Another avenue to explore is determining the additional required slots for EVM execution and pre-fetching them. Alternatively, seeking a method to acquire a
comprehensive list of missing addresses from revm in a single instance—without resimulation—could be pursued, albeit this might entail modifications in revm.
Depending on the outcomes, this might lead to a potential reduction in the number of calls from 5 down to 3 or possibly even 2.
If any of the urls provided as a configuration for the canister leads to the http redirections (eg. "https://www.lightclientdata.org" results in redirects), then all the https outcalls will be repeated for the original url and then for the redirected on. Supporting redirections can be useful when self hosting nodes for this project, so it would be good to optimize it in a way it first checks for the redirections and then storing the actual final url for the requests. The original url can then be kept as a fallback url in case the redirected one is no longer valid.

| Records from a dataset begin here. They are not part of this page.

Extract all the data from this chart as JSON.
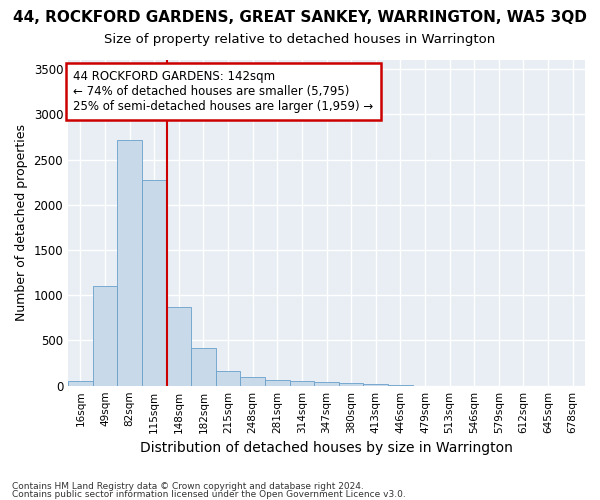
{
  "title": "44, ROCKFORD GARDENS, GREAT SANKEY, WARRINGTON, WA5 3QD",
  "subtitle": "Size of property relative to detached houses in Warrington",
  "xlabel": "Distribution of detached houses by size in Warrington",
  "ylabel": "Number of detached properties",
  "footer1": "Contains HM Land Registry data © Crown copyright and database right 2024.",
  "footer2": "Contains public sector information licensed under the Open Government Licence v3.0.",
  "bin_labels": [
    "16sqm",
    "49sqm",
    "82sqm",
    "115sqm",
    "148sqm",
    "182sqm",
    "215sqm",
    "248sqm",
    "281sqm",
    "314sqm",
    "347sqm",
    "380sqm",
    "413sqm",
    "446sqm",
    "479sqm",
    "513sqm",
    "546sqm",
    "579sqm",
    "612sqm",
    "645sqm",
    "678sqm"
  ],
  "bar_values": [
    50,
    1100,
    2720,
    2270,
    870,
    415,
    165,
    95,
    60,
    55,
    40,
    30,
    15,
    10,
    0,
    0,
    0,
    0,
    0,
    0,
    0
  ],
  "bar_color": "#c8daea",
  "bar_edge_color": "#6aa0cc",
  "vline_color": "#cc0000",
  "vline_pos": 3.5,
  "annotation_line1": "44 ROCKFORD GARDENS: 142sqm",
  "annotation_line2": "← 74% of detached houses are smaller (5,795)",
  "annotation_line3": "25% of semi-detached houses are larger (1,959) →",
  "annotation_box_color": "white",
  "annotation_box_edge_color": "#cc0000",
  "ylim": [
    0,
    3600
  ],
  "yticks": [
    0,
    500,
    1000,
    1500,
    2000,
    2500,
    3000,
    3500
  ],
  "bg_color": "#e8eef4",
  "title_fontsize": 11,
  "subtitle_fontsize": 9.5,
  "ylabel_fontsize": 9,
  "xlabel_fontsize": 10
}
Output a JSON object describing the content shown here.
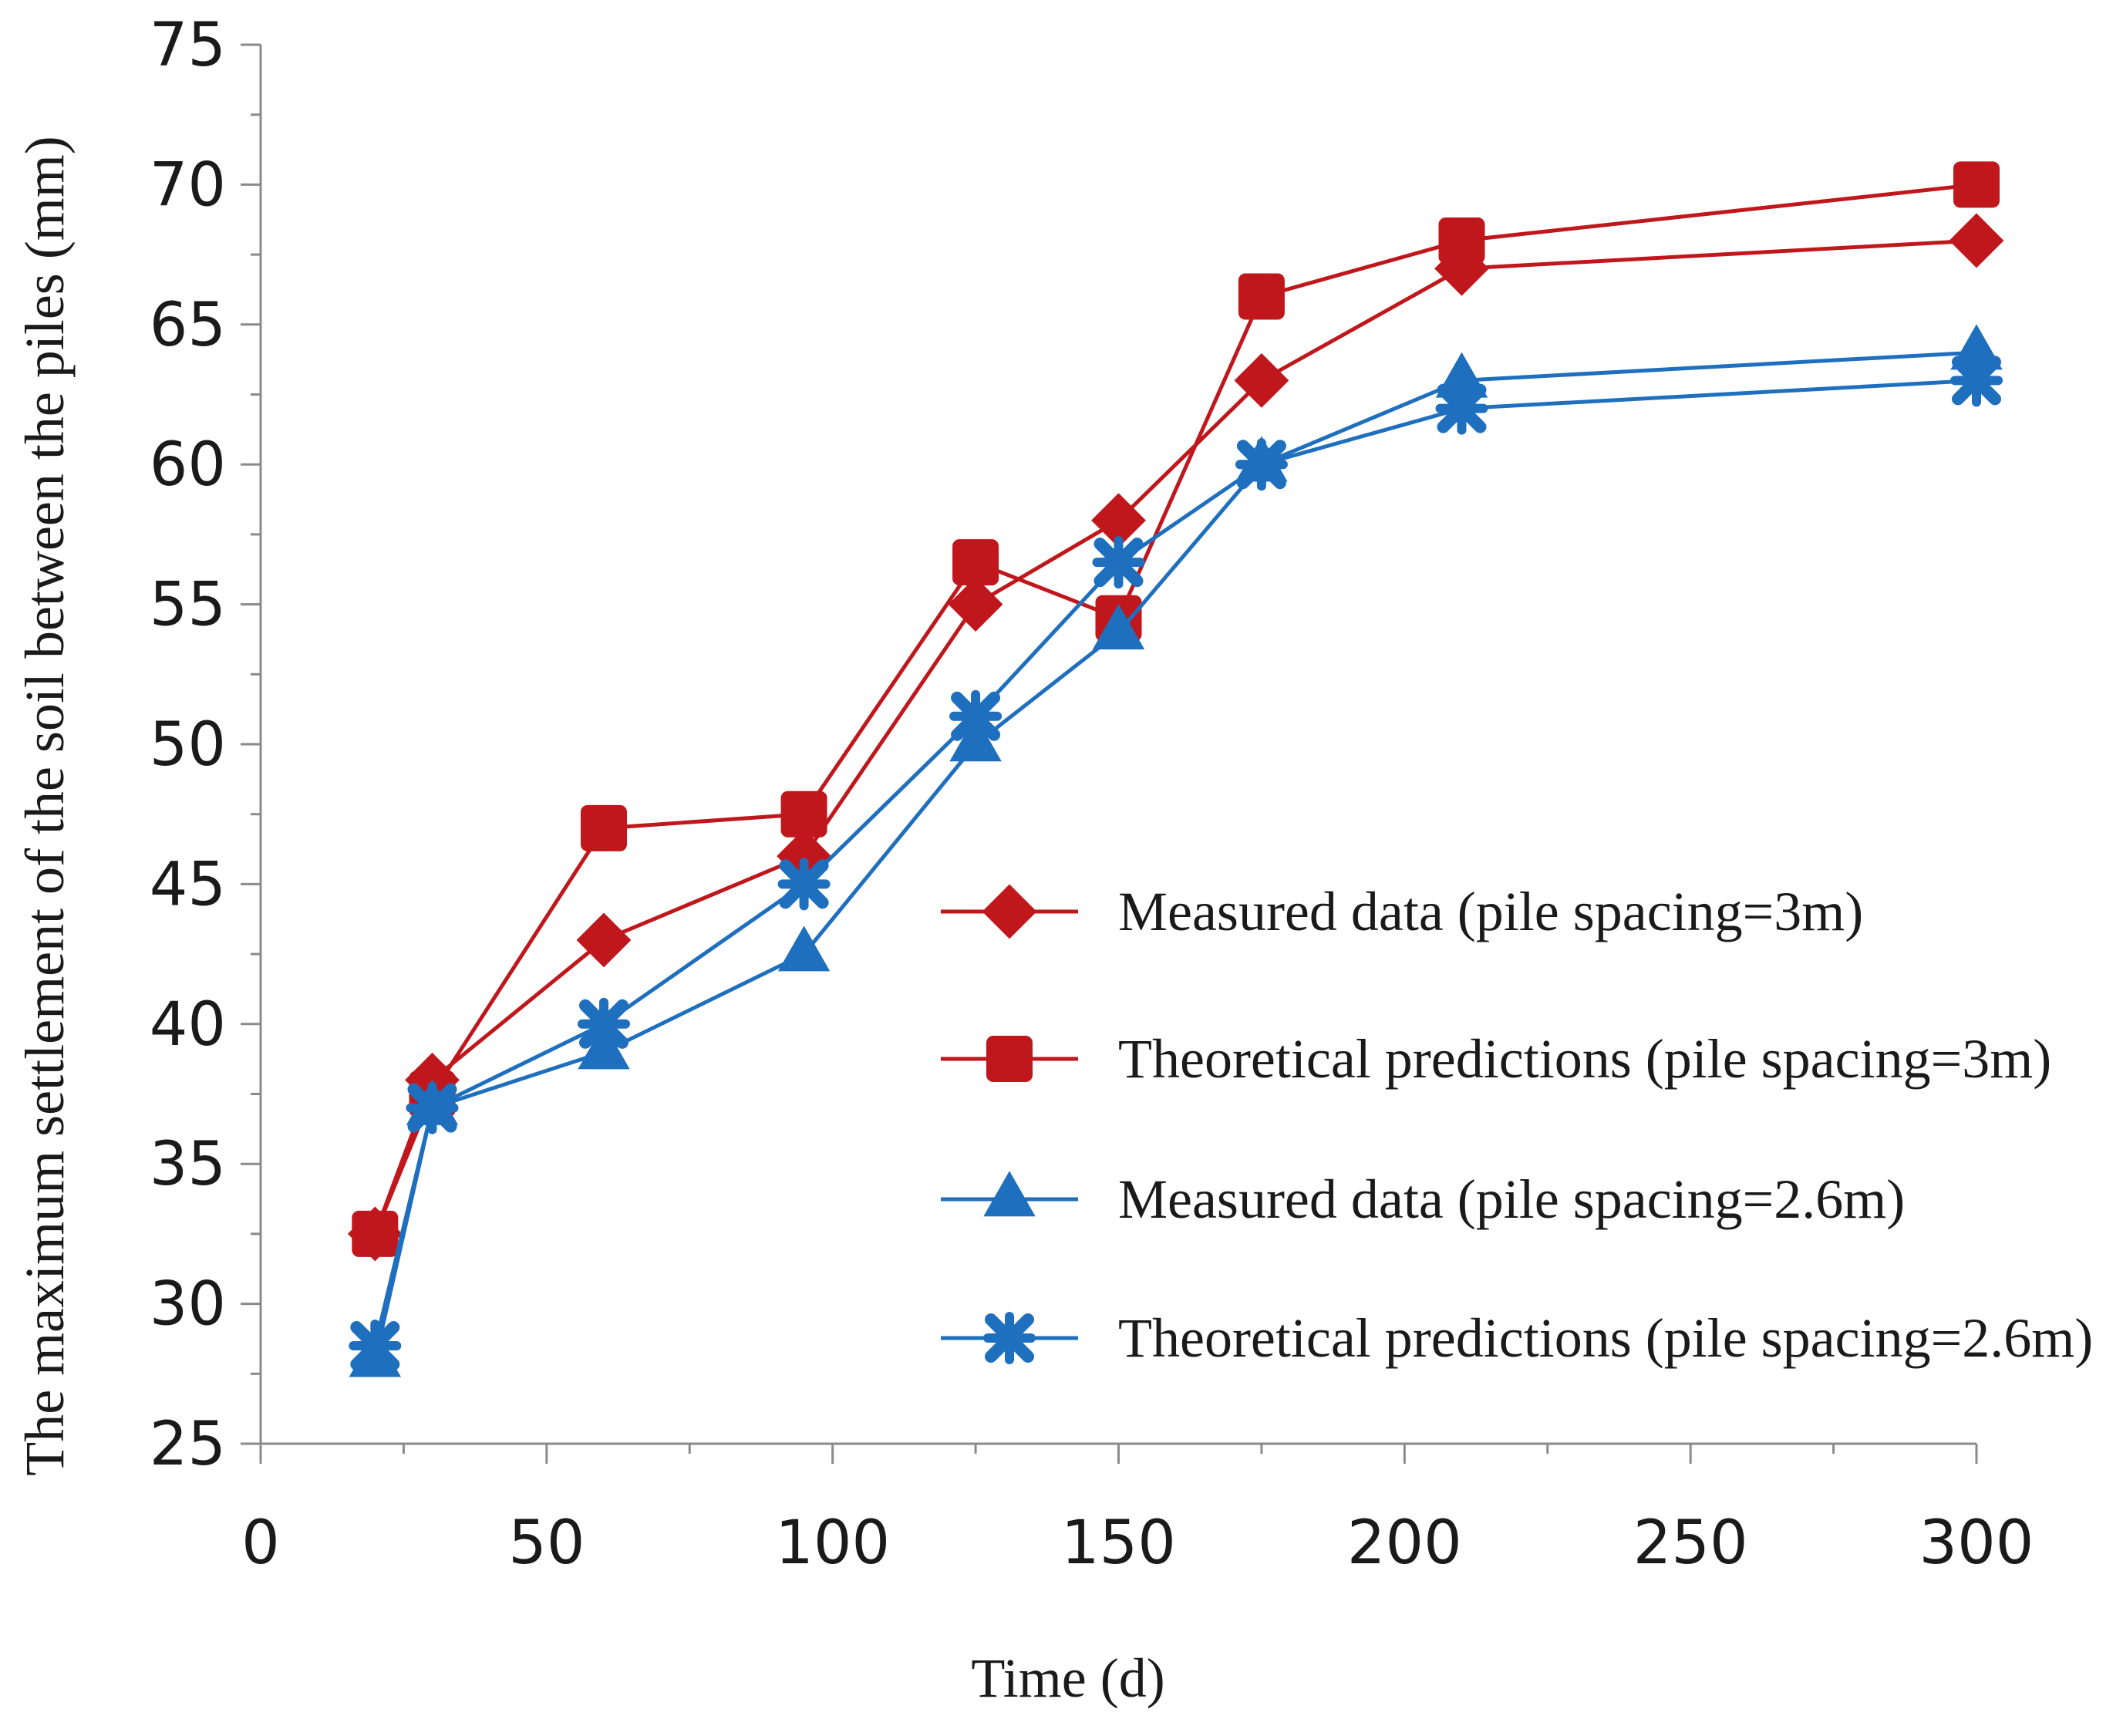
{
  "chart_data": {
    "type": "line",
    "title": "",
    "xlabel": "Time (d)",
    "ylabel": "The maximum settlement of the soil between the piles (mm)",
    "xlim": [
      0,
      300
    ],
    "ylim": [
      25,
      75
    ],
    "xticks": [
      0,
      50,
      100,
      150,
      200,
      250,
      300
    ],
    "yticks": [
      25,
      30,
      35,
      40,
      45,
      50,
      55,
      60,
      65,
      70,
      75
    ],
    "grid": false,
    "legend_position": "right",
    "x": [
      20,
      30,
      60,
      95,
      125,
      150,
      175,
      210,
      300
    ],
    "series": [
      {
        "name": "Measured data (pile spacing=3m)",
        "color": "#c0171c",
        "marker": "diamond",
        "values": [
          32.5,
          38,
          43,
          46,
          55,
          58,
          63,
          67,
          68
        ]
      },
      {
        "name": "Theoretical predictions (pile spacing=3m)",
        "color": "#c0171c",
        "marker": "square",
        "values": [
          32.5,
          37.5,
          47,
          47.5,
          56.5,
          54.5,
          66,
          68,
          70
        ]
      },
      {
        "name": "Measured data (pile spacing=2.6m)",
        "color": "#1f6fbf",
        "marker": "triangle",
        "values": [
          28,
          37,
          39,
          42.5,
          50,
          54,
          60,
          63,
          64
        ]
      },
      {
        "name": "Theoretical predictions (pile spacing=2.6m)",
        "color": "#1f6fbf",
        "marker": "cross",
        "values": [
          28.5,
          37,
          40,
          45,
          51,
          56.5,
          60,
          62,
          63
        ]
      }
    ]
  }
}
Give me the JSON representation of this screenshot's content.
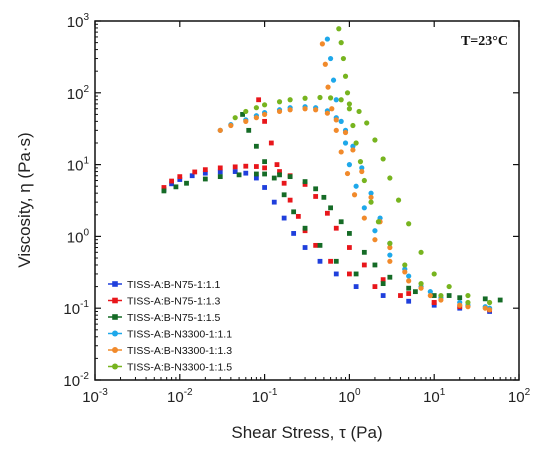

The initial development was mainly focused on getting the helios
and ethers
to the point where they operate correctly in the ICP environment.
The next step would be to apply all the best practices for canisters implementation including things like controllers, metrics collection,
API design, handling payments, and guarding some methods from public usage.
Also exposing the full helios API and seeking community input sounds like a neat idea.